Renewed worries about the eurozone and slowing Chinese economic growth have made CB investors more wary and price sensitive.

“Investors are concerned about the broader macroeconomic backdrop. The price at which they are willing to invest reflects that,” said Smith. “With the lack of conviction around the direction of markets, we’re not seeing peripheral players participate in primary issues. We are relying on the core convertible guys to get deals done, which makes the larger ones tougher to execute.”

While appetite is still there for the right deals, issuers in some specific industries may struggle to print new CBs.

“Unlike in the middle of the financial crisis, investor interest is still significant, although there is some hesitation in certain areas, such as real estate in China, and some Indian issuers,” said Ken Olson, managing director and global head of equity-linked solutions at Standard Chartered.

Barclays’ Smith named Australia, South Korea and Japan as the markets likely to find support from CB investors, saying consumer retail and technology companies were likely to be the most attractive industry sectors for issuance.

The market is still open to blue-chip issuers, but they have many financing avenues and have been able to take advantage of extremely low yields this year in the fixed-rate bond market. The brief leap in equity markets at the beginning of the year was also a mixed blessing.

“It’s challenging to convince a CFO to do an equity-linked deal so soon after his company’s share price had been at much higher levels,” said Smith.

One jurisdiction notably absent from the CB market so far this year is Singapore. This is one market where long-term debt funding can be obtained at very tight levels, and the five-year swap rate has halved in the past two years. Additionally, the stock market is at more or less the same level it was two years ago. This combination of factors gives issuers less incentive to issue a potentially dilutive CB to obtain five- or seven-year money. “In Singapore, if spreads actually widened, you might see some more CB issuance,” said StanChart’s Olson.
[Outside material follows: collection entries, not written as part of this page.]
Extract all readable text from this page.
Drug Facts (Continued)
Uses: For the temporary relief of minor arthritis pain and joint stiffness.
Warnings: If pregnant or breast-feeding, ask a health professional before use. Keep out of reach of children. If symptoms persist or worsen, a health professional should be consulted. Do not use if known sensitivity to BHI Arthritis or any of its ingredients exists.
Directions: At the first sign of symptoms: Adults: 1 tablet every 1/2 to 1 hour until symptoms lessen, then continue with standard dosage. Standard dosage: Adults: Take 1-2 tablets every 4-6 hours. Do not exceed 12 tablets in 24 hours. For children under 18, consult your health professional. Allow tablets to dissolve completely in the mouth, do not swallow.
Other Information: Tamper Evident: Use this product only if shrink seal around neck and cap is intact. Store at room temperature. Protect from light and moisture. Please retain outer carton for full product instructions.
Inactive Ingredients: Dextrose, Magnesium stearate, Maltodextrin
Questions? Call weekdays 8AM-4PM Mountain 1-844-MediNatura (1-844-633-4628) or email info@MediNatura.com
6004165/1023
The increased credit support may help spur issuance in some markets, including India. Amtek India’s recent CB, the first public issue from an Indian corporate for many months, received a boost from sole bookrunner Standard Chartered’s provision of an asset swap, marking the return of credit protection to that market after a long absence. “Over the rest of the year, I think you’re going to see more of that happening in India,” said Olson.

The provision of asset swaps for CBs is one reason why Taiwan has been the most active market in Asia this year, with three deals printed before the end of May, all technology related.

Meanwhile, even if new equity-linked issuance remains difficult, there is another avenue for CB houses to earn fees. Tender offers and exchanges have been popular and increasingly creative this year, either as regular liability management exercises or because issuers were short on liquidity. Australia’s Paladin Energy bought back US$191m of its outstanding 2013s and printed a new issue via Barclays, Royal Bank of Canada and UBS to spread out its debt maturities. China Nickel Resources held a tender for its outstanding HK$1.33bn (US$171m) CBs due December 2012, with consenting bondholders to receive cash, a high-yield bond and a new CB with better terms, through a JP Morgan-managed process.

In India alone, about US$5bn in out-of-the-money CBs will fall due in the rest of the year, and many of the issuers lack the funds to redeem them. This has spurred issuers and bankers to new creative heights, with almost every company opting for a different solution so far this year. Some have simply taken out loans, or, in the case of JSW Steel issued a loan with warrants, via Credit Suisse, while others, with fewer options, are said to be planning to offer just a five-year extension.